Recently, my school held its annual picture day. Traditionally, each class begins its turn by lining up in the auditorium to take individual snapshots and then heads outside to the risers to take the group photo. Usually, I line up first for the individual pictures so I can be available to lead the transition outside to the risers and minimize any behavior that arises due to the fact that the early finishers need to wait a while for the rest of their classmates. I forgot to do that this year, and I ended up sixth or seventh in line. After I took my individual photo, I noticed that the kids who preceded me were not in the auditorium, and I was a bit worried that they had made their way outside unsupervised and were fooling around.
When I walked outside, I was pleasantly surprised by what I saw. Six kids were already in line in order from tallest to shortest, ready for the group photo. Two of them had decided to take charge, one boy and one girl. Each time a new student exited the auditorium, these volunteers helped that person find his/her place in line.
It turns out that I wasn't the first adult who noticed this.
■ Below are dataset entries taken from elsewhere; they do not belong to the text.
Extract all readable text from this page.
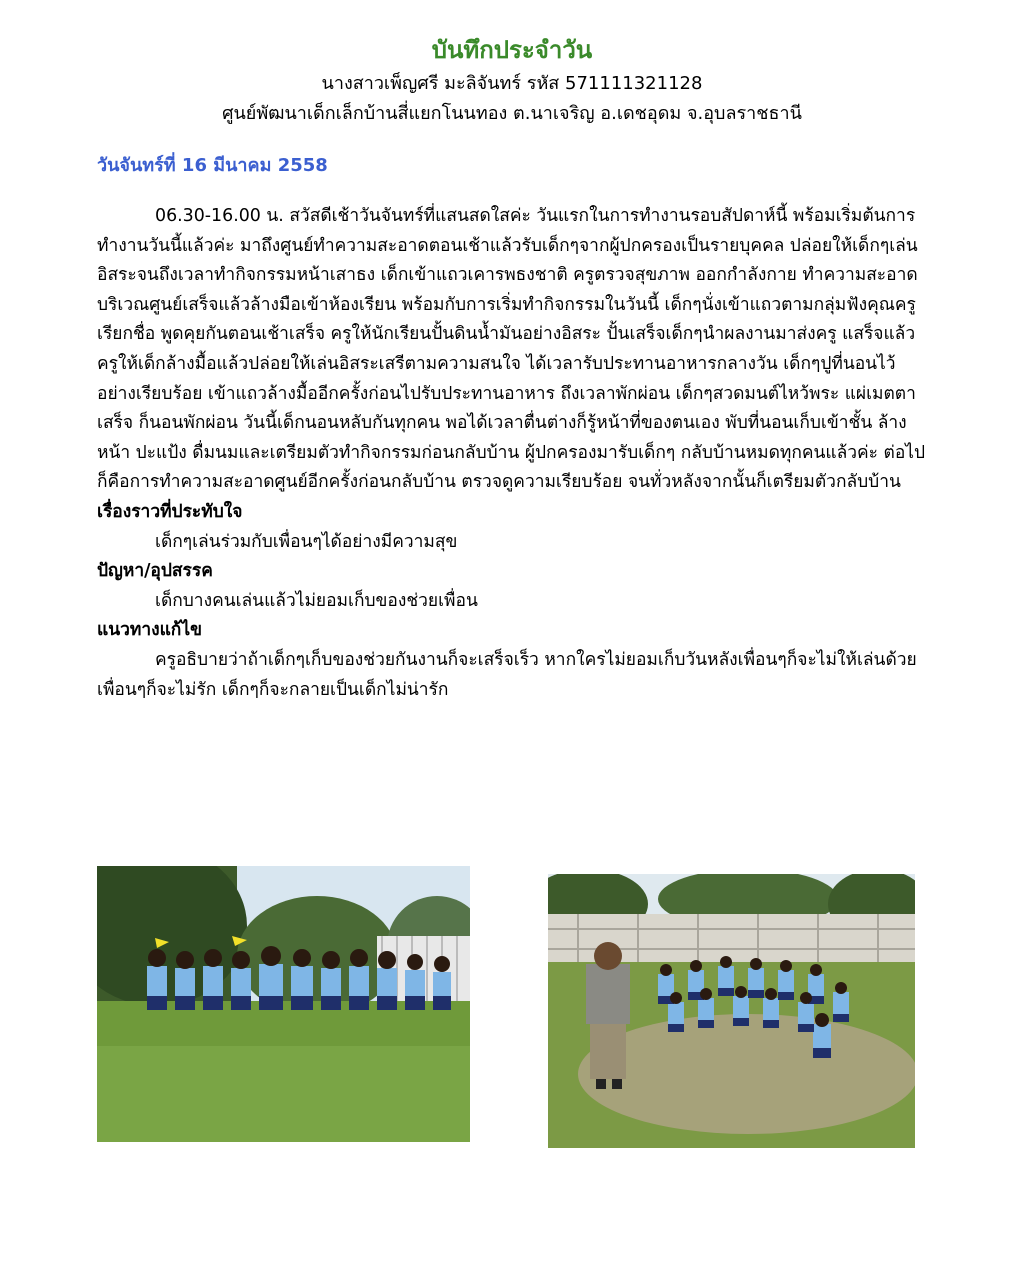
บันทึกประจำวัน
นางสาวเพ็ญศรี มะลิจันทร์ รหัส 571111321128
ศูนย์พัฒนาเด็กเล็กบ้านสี่แยกโนนทอง ต.นาเจริญ อ.เดชอุดม จ.อุบลราชธานี
วันจันทร์ที่ 16 มีนาคม 2558

06.30-16.00 น. สวัสดีเช้าวันจันทร์ที่แสนสดใสค่ะ วันแรกในการทำงานรอบสัปดาห์นี้ พร้อมเริ่มต้นการทำงานวันนี้แล้วค่ะ มาถึงศูนย์ทำความสะอาดตอนเช้าแล้วรับเด็กๆจากผู้ปกครองเป็นรายบุคคล ปล่อยให้เด็กๆเล่นอิสระจนถึงเวลาทำกิจกรรมหน้าเสาธง เด็กเข้าแถวเคารพธงชาติ ครูตรวจสุขภาพ ออกกำลังกาย ทำความสะอาดบริเวณศูนย์เสร็จแล้วล้างมือเข้าห้องเรียน พร้อมกับการเริ่มทำกิจกรรมในวันนี้ เด็กๆนั่งเข้าแถวตามกลุ่มฟังคุณครูเรียกชื่อ พูดคุยกันตอนเช้าเสร็จ ครูให้นักเรียนปั้นดินน้ำมันอย่างอิสระ ปั้นเสร็จเด็กๆนำผลงานมาส่งครู แสร็จแล้วครูให้เด็กล้างมื้อแล้วปล่อยให้เล่นอิสระเสรีตามความสนใจ ได้เวลารับประทานอาหารกลางวัน เด็กๆปูที่นอนไว้อย่างเรียบร้อย เข้าแถวล้างมื้ออีกครั้งก่อนไปรับประทานอาหาร ถึงเวลาพักผ่อน เด็กๆสวดมนต์ไหว้พระ แผ่เมตตาเสร็จ ก็นอนพักผ่อน วันนี้เด็กนอนหลับกันทุกคน พอได้เวลาตื่นต่างก็รู้หน้าที่ของตนเอง พับที่นอนเก็บเข้าชั้น ล้างหน้า ปะแป้ง ดื่มนมและเตรียมตัวทำกิจกรรมก่อนกลับบ้าน ผู้ปกครองมารับเด็กๆ กลับบ้านหมดทุกคนแล้วค่ะ ต่อไปก็คือการทำความสะอาดศูนย์อีกครั้งก่อนกลับบ้าน ตรวจดูความเรียบร้อย จนทั่วหลังจากนั้นก็เตรียมตัวกลับบ้าน

เรื่องราวที่ประทับใจ

เด็กๆเล่นร่วมกับเพื่อนๆได้อย่างมีความสุข

ปัญหา/อุปสรรค

เด็กบางคนเล่นแล้วไม่ยอมเก็บของช่วยเพื่อน

แนวทางแก้ไข

ครูอธิบายว่าถ้าเด็กๆเก็บของช่วยกันงานก็จะเสร็จเร็ว หากใครไม่ยอมเก็บวันหลังเพื่อนๆก็จะไม่ให้เล่นด้วย เพื่อนๆก็จะไม่รัก เด็กๆก็จะกลายเป็นเด็กไม่น่ารัก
A parent whose child was in my class last year and who was assisting on picture day approached the two and asked what they were doing. The girl replied that a part of our class mission statement talks about leadership, and they decided to show leadership when their teacher wasn't there.
We had written our mission statement during the first full week of school and had reviewed it every Friday as part of our morning routine. To see these kids internalize and act on the ideas we had included in the mission statement independently was incredible. When we returned to class after taking our class picture, I shared this story with the whole group so that the students who were not there to witness it could understand how powerful it is when we take an abstract idea from our mission statement and apply it without being asked or prompted.